Padahal, menurut Qohar, staf khusus tidak memiliki kewenangan dalam tahap perencanaan dan pengadaan barang dan jasa negara. Proses pengadaan juga disebut belum memasuki tahap lelang saat keputusan penggunaan Chrome OS sudah dibahas dalam rapat.
Menariknya, rapat-rapat tersebut juga dihadiri langsung oleh Menteri Nadiem Makarim dan bahkan salah satunya dipimpin langsung oleh mantan Mendikbudristek itu. Dalam rapat tersebut, Nadiem disebut memberi arahan agar proyek TIK 2020–2022 menggunakan sistem operasi milik Google, sebelum prosedur pengadaan resmi dilakukan.
“Memang dari keterangan saksi, termasuk empat tersangka, pernah ada Zoom Meeting yang dipimpin langsung oleh Nadiem Makarim, padahal pengadaan saat itu belum dilakukan,” ungkap Qohar.
Kejagung kini juga menelusuri kemungkinan motif ekonomi dan konflik kepentingan dalam proyek ini, mengingat Google disebut sebagai penyedia utama dalam program digitalisasi. Salah satu yang didalami adalah kemungkinan hubungan antara investasi Google di Gojek — perusahaan yang pernah didirikan oleh Nadiem — dengan proyek tersebut.

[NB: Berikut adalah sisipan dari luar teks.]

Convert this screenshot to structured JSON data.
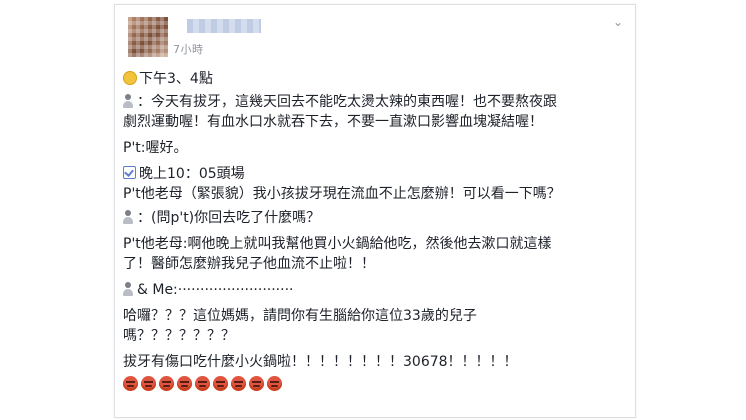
{
  "post": {
    "time_label": "7小時",
    "lines": [
      "下午3、4點",
      "：今天有拔牙，這幾天回去不能吃太燙太辣的東西喔！也不要熬夜跟",
      "劇烈運動喔！有血水口水就吞下去，不要一直漱口影響血塊凝結喔！",
      "P't:喔好。",
      "晚上10：05頭場",
      "P't他老母（緊張貌）我小孩拔牙現在流血不止怎麼辦！可以看一下嗎？",
      "：(問p't)你回去吃了什麼嗎？",
      "P't他老母:啊他晚上就叫我幫他買小火鍋給他吃，然後他去漱口就這樣",
      "了！醫師怎麼辦我兒子他血流不止啦！！",
      "& Me:··························",
      "哈囉？？？這位媽媽，請問你有生腦給你這位33歲的兒子",
      "嗎？？？？？？？",
      "拔牙有傷口吃什麼小火鍋啦！！！！！！！！30678！！！！！"
    ]
  },
  "icons": {
    "menu": "chevron-down-icon",
    "face": "smile-emoji-icon",
    "doctor": "person-icon",
    "clock": "checkbox-icon",
    "angry_count": 9
  },
  "colors": {
    "text": "#1d2129",
    "meta": "#90949c",
    "name_blur": "#b9c6e0",
    "angry_emoji": "#e0553f"
  }
}
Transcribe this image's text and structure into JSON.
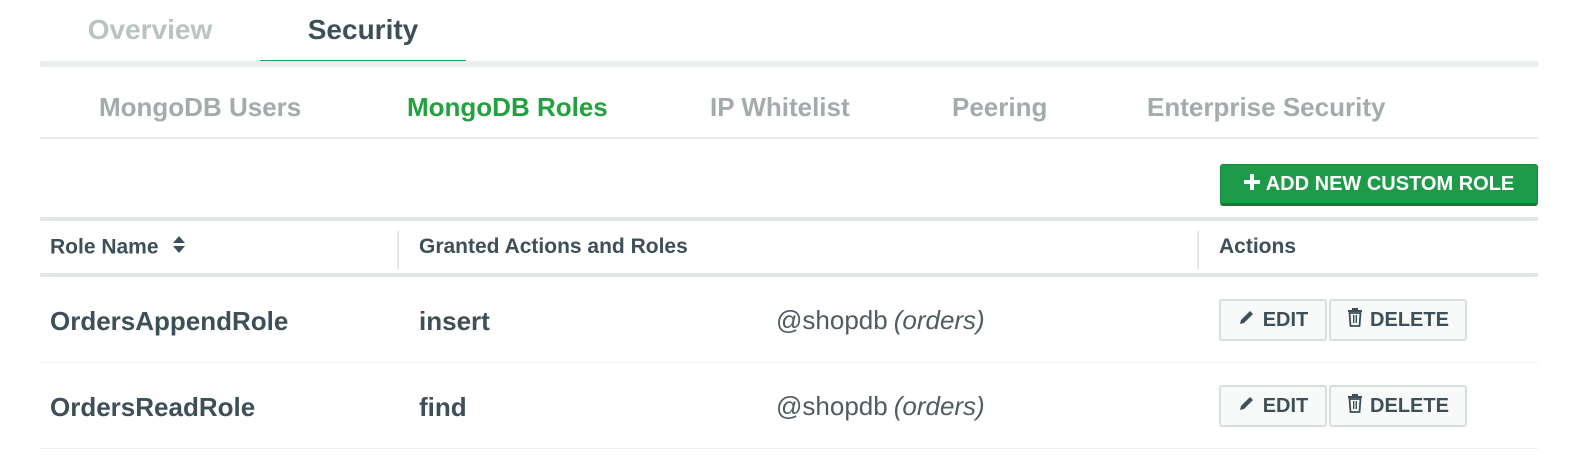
{
  "top_tabs": [
    {
      "label": "Overview",
      "active": false
    },
    {
      "label": "Security",
      "active": true
    }
  ],
  "sub_tabs": [
    {
      "label": "MongoDB Users",
      "active": false
    },
    {
      "label": "MongoDB Roles",
      "active": true
    },
    {
      "label": "IP Whitelist",
      "active": false
    },
    {
      "label": "Peering",
      "active": false
    },
    {
      "label": "Enterprise Security",
      "active": false
    }
  ],
  "add_button": {
    "icon": "plus-icon",
    "label": "ADD NEW CUSTOM ROLE"
  },
  "table": {
    "headers": {
      "role_name": "Role Name",
      "granted": "Granted Actions and Roles",
      "actions": "Actions"
    },
    "sort_icon": "sort-icon",
    "rows": [
      {
        "role_name": "OrdersAppendRole",
        "action": "insert",
        "database": "@shopdb",
        "collection": "(orders)",
        "edit_label": "EDIT",
        "delete_label": "DELETE"
      },
      {
        "role_name": "OrdersReadRole",
        "action": "find",
        "database": "@shopdb",
        "collection": "(orders)",
        "edit_label": "EDIT",
        "delete_label": "DELETE"
      }
    ]
  },
  "colors": {
    "accent": "#13aa52",
    "button_green": "#1d9b49",
    "text": "#3d4f58",
    "muted": "#a3acac"
  }
}
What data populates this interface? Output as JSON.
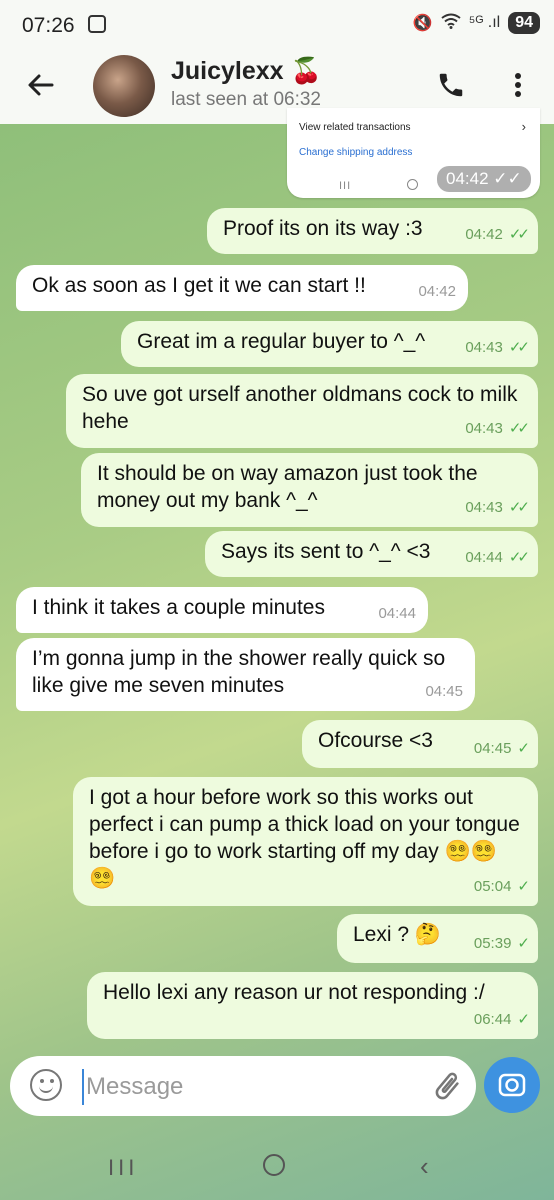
{
  "status_bar": {
    "time": "07:26",
    "signal": "⁵ᴳ .ıl",
    "battery": "94"
  },
  "header": {
    "contact_name": "Juicylexx 🍒",
    "last_seen": "last seen at 06:32"
  },
  "shared_card": {
    "line1": "View related transactions",
    "line2": "Change shipping address",
    "nav_recents": "III",
    "time": "04:42 ✓✓"
  },
  "messages": [
    {
      "text": "Proof its on its way :3",
      "time": "04:42",
      "direction": "out",
      "ticks": "✓✓"
    },
    {
      "text": "Ok as soon as I get it we can start !!",
      "time": "04:42",
      "direction": "in"
    },
    {
      "text": "Great im a regular buyer to ^_^",
      "time": "04:43",
      "direction": "out",
      "ticks": "✓✓"
    },
    {
      "text": "So uve got urself another oldmans cock to milk hehe",
      "time": "04:43",
      "direction": "out",
      "ticks": "✓✓"
    },
    {
      "text": "It should be on way amazon just took the money out my bank ^_^",
      "time": "04:43",
      "direction": "out",
      "ticks": "✓✓"
    },
    {
      "text": "Says its sent to ^_^ <3",
      "time": "04:44",
      "direction": "out",
      "ticks": "✓✓"
    },
    {
      "text": "I think it takes a couple minutes",
      "time": "04:44",
      "direction": "in"
    },
    {
      "text": "I’m gonna jump in the shower really quick so like give me seven minutes",
      "time": "04:45",
      "direction": "in"
    },
    {
      "text": "Ofcourse <3",
      "time": "04:45",
      "direction": "out",
      "ticks": "✓"
    },
    {
      "text": "I got a hour before work so this works out perfect i can pump a thick load on your tongue before i go to work starting off my day 😵‍💫😵‍💫😵‍💫",
      "time": "05:04",
      "direction": "out",
      "ticks": "✓"
    },
    {
      "text": "Lexi ? 🤔",
      "time": "05:39",
      "direction": "out",
      "ticks": "✓"
    },
    {
      "text": "Hello lexi any reason ur not responding :/",
      "time": "06:44",
      "direction": "out",
      "ticks": "✓"
    }
  ],
  "input": {
    "placeholder": "Message"
  },
  "icons": {
    "back": "arrow-left-icon",
    "call": "phone-icon",
    "more": "more-vertical-icon",
    "emoji": "smiley-icon",
    "attach": "paperclip-icon",
    "camera": "camera-icon"
  },
  "colors": {
    "outgoing_bubble": "#eefbde",
    "incoming_bubble": "#ffffff",
    "accent": "#3e92e0",
    "tick": "#4fae4e"
  }
}
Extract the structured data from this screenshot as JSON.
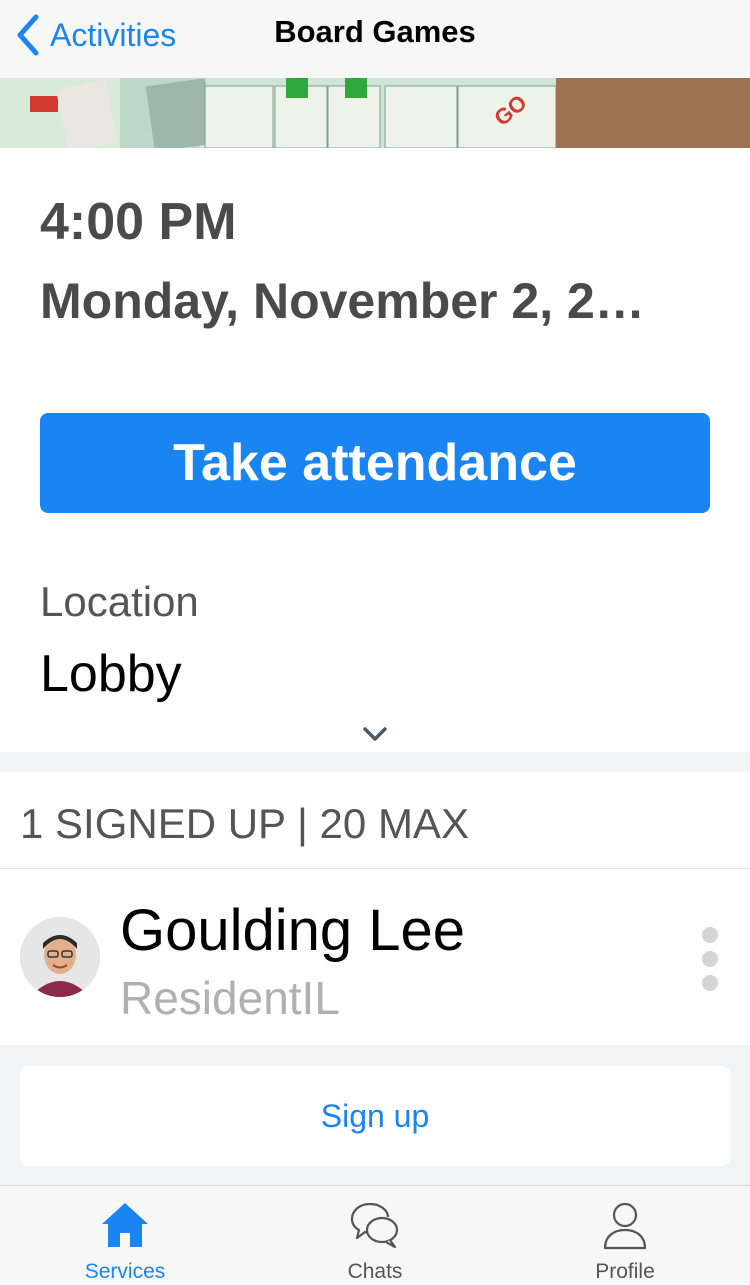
{
  "navbar": {
    "back_label": "Activities",
    "title": "Board Games"
  },
  "event": {
    "time": "4:00 PM",
    "date": "Monday, November 2, 2…",
    "attendance_button": "Take attendance",
    "location_label": "Location",
    "location_value": "Lobby"
  },
  "signups": {
    "summary": "1 SIGNED UP | 20 MAX",
    "attendees": [
      {
        "name": "Goulding Lee",
        "role": "ResidentIL"
      }
    ],
    "signup_button": "Sign up"
  },
  "tabbar": {
    "tabs": [
      {
        "label": "Services",
        "icon": "house-icon",
        "active": true
      },
      {
        "label": "Chats",
        "icon": "chat-bubbles-icon",
        "active": false
      },
      {
        "label": "Profile",
        "icon": "person-icon",
        "active": false
      }
    ]
  },
  "colors": {
    "accent": "#1a84f2",
    "primary_text": "#4a4a4a",
    "secondary_text": "#b0b0b0",
    "separator": "#f2f3f5"
  }
}
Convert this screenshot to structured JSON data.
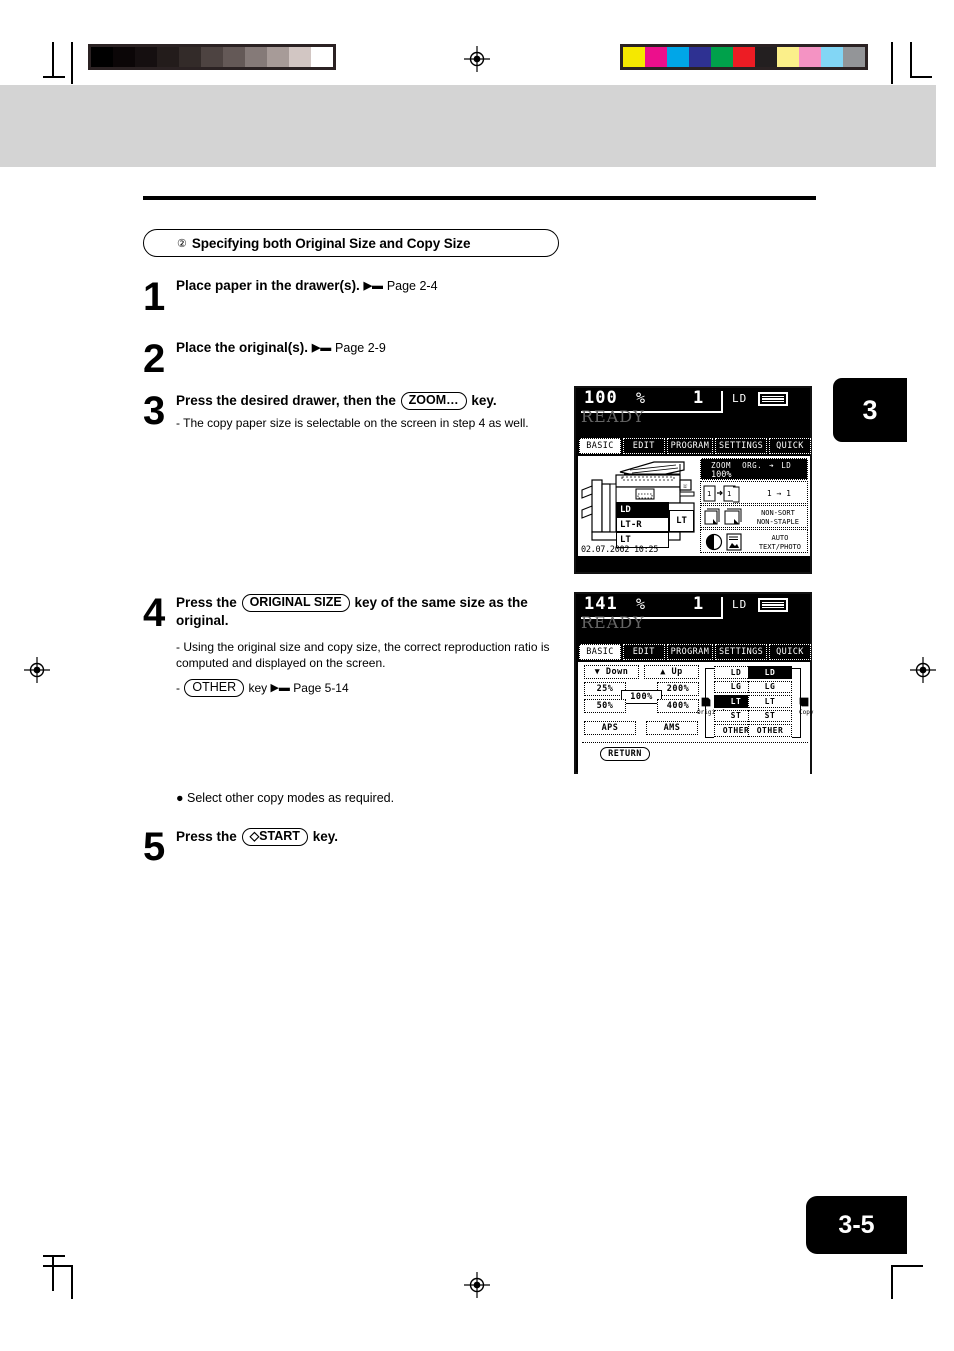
{
  "document": {
    "chapter_tab": "3",
    "page_number": "3-5"
  },
  "section": {
    "number_glyph": "②",
    "title": "Specifying both Original Size and Copy Size"
  },
  "steps": [
    {
      "num": "1",
      "title": "Place paper in the drawer(s).",
      "ref": "Page 2-4"
    },
    {
      "num": "2",
      "title": "Place the original(s).",
      "ref": "Page 2-9"
    },
    {
      "num": "3",
      "title_pre": "Press the desired drawer, then the",
      "key": "ZOOM…",
      "title_post": "key.",
      "note": "- The copy paper size is selectable on the screen in step 4 as well."
    },
    {
      "num": "4",
      "title_pre": "Press the",
      "key": "ORIGINAL SIZE",
      "title_post": "key of the same size as the original.",
      "note1": "- Using the original size and copy size, the correct reproduction ratio is computed and displayed on the screen.",
      "note2_dash": "-",
      "note2_key": "OTHER",
      "note2_mid": "key",
      "note2_ref": "Page 5-14"
    },
    {
      "num": "5",
      "title_pre": "Press the",
      "key": "◇START",
      "title_post": "key."
    }
  ],
  "bullet_note": "● Select other copy modes as required.",
  "lcd1": {
    "ratio_value": "100",
    "ratio_unit": "%",
    "copies": "1",
    "paper_label": "LD",
    "status": "READY",
    "tabs": [
      {
        "label": "BASIC",
        "selected": true
      },
      {
        "label": "EDIT",
        "selected": false
      },
      {
        "label": "PROGRAM",
        "selected": false
      },
      {
        "label": "SETTINGS",
        "selected": false
      },
      {
        "label": "QUICK",
        "selected": false
      }
    ],
    "drawers": [
      {
        "label": "LD",
        "selected": true
      },
      {
        "label": "LT-R",
        "selected": false
      },
      {
        "label": "LT",
        "selected": false
      }
    ],
    "bypass_label": "LT",
    "datetime": "02.07.2002 10:25",
    "info": {
      "zoom_label": "ZOOM",
      "zoom_org": "ORG.",
      "zoom_arrow": "➔",
      "zoom_dest": "LD",
      "zoom_value": "100%",
      "duplex": "1 → 1",
      "finish_line1": "NON-SORT",
      "finish_line2": "NON-STAPLE",
      "exposure_line1": "AUTO",
      "exposure_line2": "TEXT/PHOTO"
    }
  },
  "lcd2": {
    "ratio_value": "141",
    "ratio_unit": "%",
    "copies": "1",
    "paper_label": "LD",
    "status": "READY",
    "tabs": [
      {
        "label": "BASIC",
        "selected": true
      },
      {
        "label": "EDIT",
        "selected": false
      },
      {
        "label": "PROGRAM",
        "selected": false
      },
      {
        "label": "SETTINGS",
        "selected": false
      },
      {
        "label": "QUICK",
        "selected": false
      }
    ],
    "down_button": "▼ Down",
    "up_button": "▲ Up",
    "preset_25": "25%",
    "preset_50": "50%",
    "preset_100": "100%",
    "preset_200": "200%",
    "preset_400": "400%",
    "aps_button": "APS",
    "ams_button": "AMS",
    "return_button": "RETURN",
    "original_label": "Original",
    "copy_label": "Copy",
    "original_sizes": [
      {
        "label": "LD",
        "selected": false
      },
      {
        "label": "LG",
        "selected": false
      },
      {
        "label": "LT",
        "selected": true
      },
      {
        "label": "ST",
        "selected": false
      },
      {
        "label": "OTHER",
        "selected": false
      }
    ],
    "copy_sizes": [
      {
        "label": "LD",
        "selected": true
      },
      {
        "label": "LG",
        "selected": false
      },
      {
        "label": "LT",
        "selected": false
      },
      {
        "label": "ST",
        "selected": false
      },
      {
        "label": "OTHER",
        "selected": false
      }
    ]
  },
  "calibration": {
    "grayscale_patches": [
      "#000000",
      "#0b0607",
      "#150f10",
      "#231c1b",
      "#332b29",
      "#4d4341",
      "#645957",
      "#857a78",
      "#a79b98",
      "#d2c6c3",
      "#ffffff"
    ],
    "color_patches": [
      "#f5e800",
      "#ec0f8c",
      "#00a6e8",
      "#2e3192",
      "#00a14b",
      "#ed1c24",
      "#231f20",
      "#fbef8a",
      "#f493c3",
      "#82d6f5",
      "#939598"
    ]
  }
}
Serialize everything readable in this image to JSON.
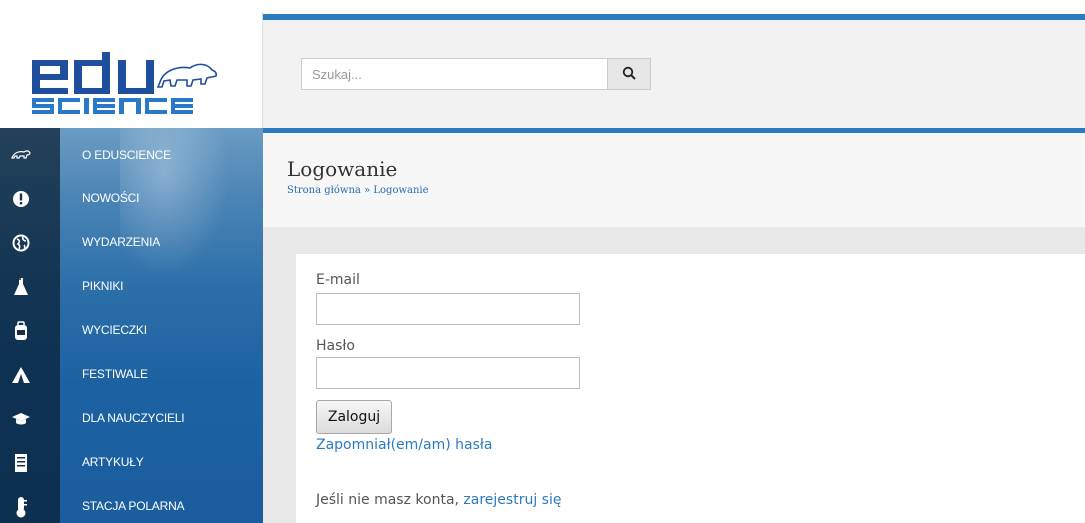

“Kami masih mendalami bukti dokumen, keterangan ahli, dan petunjuk lain untuk mengungkap potensi konflik kepentingan dan dugaan pelanggaran dalam pengadaan ini,” tambah Qohar.
Sementara itu, dua pejabat Kemendikbudristek, Sri Wahyuningsih (SW) dan Mulyatsyah (MUL), disebut sebagai pelaksana teknis kebijakan pengadaan laptop Chromebook. Keduanya diketahui ikut dalam rapat virtual bersama Menteri dan stafsus.
Usai menjalani pemeriksaan kedua di Kejagung, Nadiem Makarim hanya memberikan pernyataan singkat kepada media.
“Terima kasih kepada pihak kejaksaan karena memberikan saya kesempatan untuk memberikan penerangan terhadap kasus ini. Terima kasih juga kepada teman-teman media, izinkan saya kembali ke keluarga saya,” ujar Nadiem.
Kejagung menegaskan bahwa penyelidikan akan terus bergulir hingga semua pihak yang diduga terlibat dapat dimintai pertanggungjawaban sesuai hukum. (Jodi)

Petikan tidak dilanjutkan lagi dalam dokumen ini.